Pressemitteilung - Kampa-Halle – Abriss verschieben?

 

K.O. – Kriterien für eingeschränkten Betrieb prüfen!

 

Die Hoffnung stirbt zuletzt und so warten viele Mindener vermutlich noch immer auf genau diesen Beschluss. Unmöglich und wenn ja, warum eigentlich?

 

Der Beschluss des Kreistags am 16.12.2019 erfolgte nach jahrelanger Diskussion über den Bau einer Multifunktionsarena in Minden, um die in die Jahre gekommene Kampa-Halle abzulösen. Statt kostspieliger Sanierung mit einer etwas "aufgehübschten" Halle am Ende besser die entsprechenden Mittel in eine neue Veranstaltungsarena investieren.

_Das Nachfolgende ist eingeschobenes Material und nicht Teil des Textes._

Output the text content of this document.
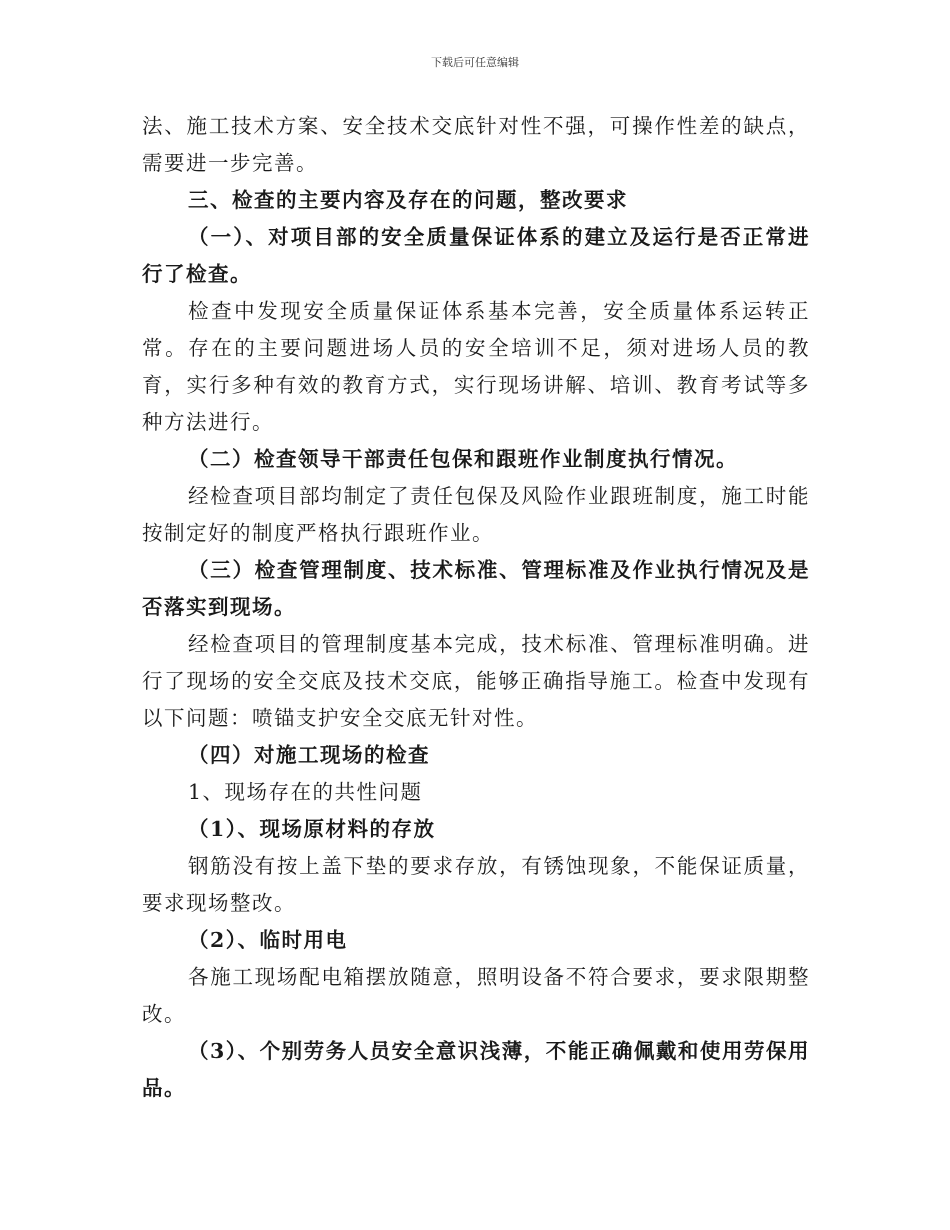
下载后可任意编辑

法、施工技术方案、安全技术交底针对性不强，可操作性差的缺点，需要进一步完善。

三、检查的主要内容及存在的问题，整改要求

（一）、对项目部的安全质量保证体系的建立及运行是否正常进行了检查。

检查中发现安全质量保证体系基本完善，安全质量体系运转正常。存在的主要问题进场人员的安全培训不足，须对进场人员的教育，实行多种有效的教育方式，实行现场讲解、培训、教育考试等多种方法进行。

（二）检查领导干部责任包保和跟班作业制度执行情况。

经检查项目部均制定了责任包保及风险作业跟班制度，施工时能按制定好的制度严格执行跟班作业。

（三）检查管理制度、技术标准、管理标准及作业执行情况及是否落实到现场。

经检查项目的管理制度基本完成，技术标准、管理标准明确。进行了现场的安全交底及技术交底，能够正确指导施工。检查中发现有以下问题：喷锚支护安全交底无针对性。

（四）对施工现场的检查

1、现场存在的共性问题

（1）、现场原材料的存放

钢筋没有按上盖下垫的要求存放，有锈蚀现象，不能保证质量，要求现场整改。

（2）、临时用电

各施工现场配电箱摆放随意，照明设备不符合要求，要求限期整改。

（3）、个别劳务人员安全意识浅薄，不能正确佩戴和使用劳保用品。
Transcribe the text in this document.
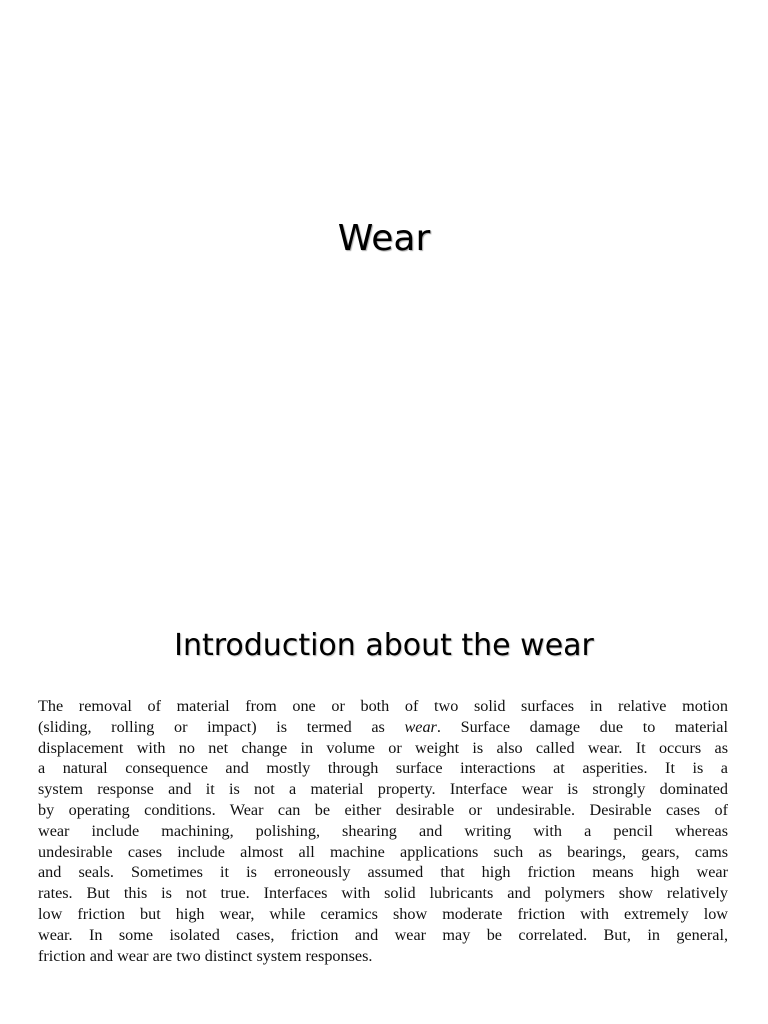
Wear
Introduction about the wear
The removal of material from one or both of two solid surfaces in relative motion
(sliding, rolling or impact) is termed as wear. Surface damage due to material
displacement with no net change in volume or weight is also called wear. It occurs as
a natural consequence and mostly through surface interactions at asperities. It is a
system response and it is not a material property. Interface wear is strongly dominated
by operating conditions. Wear can be either desirable or undesirable. Desirable cases of
wear include machining, polishing, shearing and writing with a pencil whereas
undesirable cases include almost all machine applications such as bearings, gears, cams
and seals. Sometimes it is erroneously assumed that high friction means high wear
rates. But this is not true. Interfaces with solid lubricants and polymers show relatively
low friction but high wear, while ceramics show moderate friction with extremely low
wear. In some isolated cases, friction and wear may be correlated. But, in general,
friction and wear are two distinct system responses.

Soweit nachvollziehbar.

 

 

Nicht nachvollziehbar ist allerdings das Management des notwendigen Prüfungs- und Klärungsprozesses der letzten Jahre. Was zunächst als Kreisprojekt mit Mindener Beteiligung begann, wurde dann, als sich die Probleme abzeichneten, Schritt für Schritt zu einem Mindener Projekt, in dem sich der Kreis nun als Juniorpartner sah. Die Kommunikation zwischen Stadt und Kreis war ein einziges Debakel. So auch hinsichtlich der Schließung oder möglicherweise weiteren Nutzung der Kampa-Halle. Nun also das AUS! Plan B??

 

Beide Seiten stellten sich auf den Standpunkt, im Rahmen ihrer Zuständigkeit gehandelt zu haben. Wo aus Sicht der Bauaufsicht der Stadt ein weiterer Betrieb der Halle möglich ist, stellt sich die Situation für den Kreis als Betreiber gänzlich anders dar. So wurde für den Landrat die Schließung aufgrund eines TÜV-Gutachtens wegen erheblicher Sicherheitsrisiken zum 31.12.2019 unvermeidlich. Was zunächst verständlich erscheint, stellt sich bei näherem Hinsehen vielleicht doch etwas anders dar.

 

Es ist kaum vermittelbar, dass eine Stadt wie Minden plötzlich keine Veranstaltungshalle mehr hat, Beschlüsse hin oder her, so Hartmut Freise - Es ist schon pure Ironie, wenn der Landrat schwierige Zeiten für die bisherigen Nutzer aus Schulsport und Vereinen sieht, die nun sehen müssen, wie es weitergeht. Und was heißt es schon, wenn jetzt zu vernehmen ist, dass an einer Lösung gearbeitet wird? Plan B für eine solche Situation? Der hätte bereits im Herbst vorgelegt werden müssen, als sich die Hinweise auf eine Schließung verdichteten, so Freise weiter.

 

Für eine Halle mit eingeschränkter Nutzung durch Schulen und Vereine gelten andere Sicherheitsanforderungen, als für öffentliche Veranstaltungen mit mehreren Tausend Besuchern. Wir meinen, das sollte nach wie vor möglich sein und wenn auch nur für 1 Jahr, um in dieser Zeit eine halbwegs vernünftige Übergangslösung zu realisieren. Welches wären die KO-Kriterien und mit welchem Aufwand wären diese ggf. zu erfüllen? Eine Überprüfung des TÜV-Gutachtens mit genau dieser Zielrichtung würde möglicherweise zu einer anderen Bewertung der Risikolage und Entspannung der Situation für Schulen und Vereine führen.

 

Es geht vieles, man muss allerdings wollen. Bisher haben wir immer nur vernommen, was nicht geht. Das ist zu wenig. Denken wir Neu!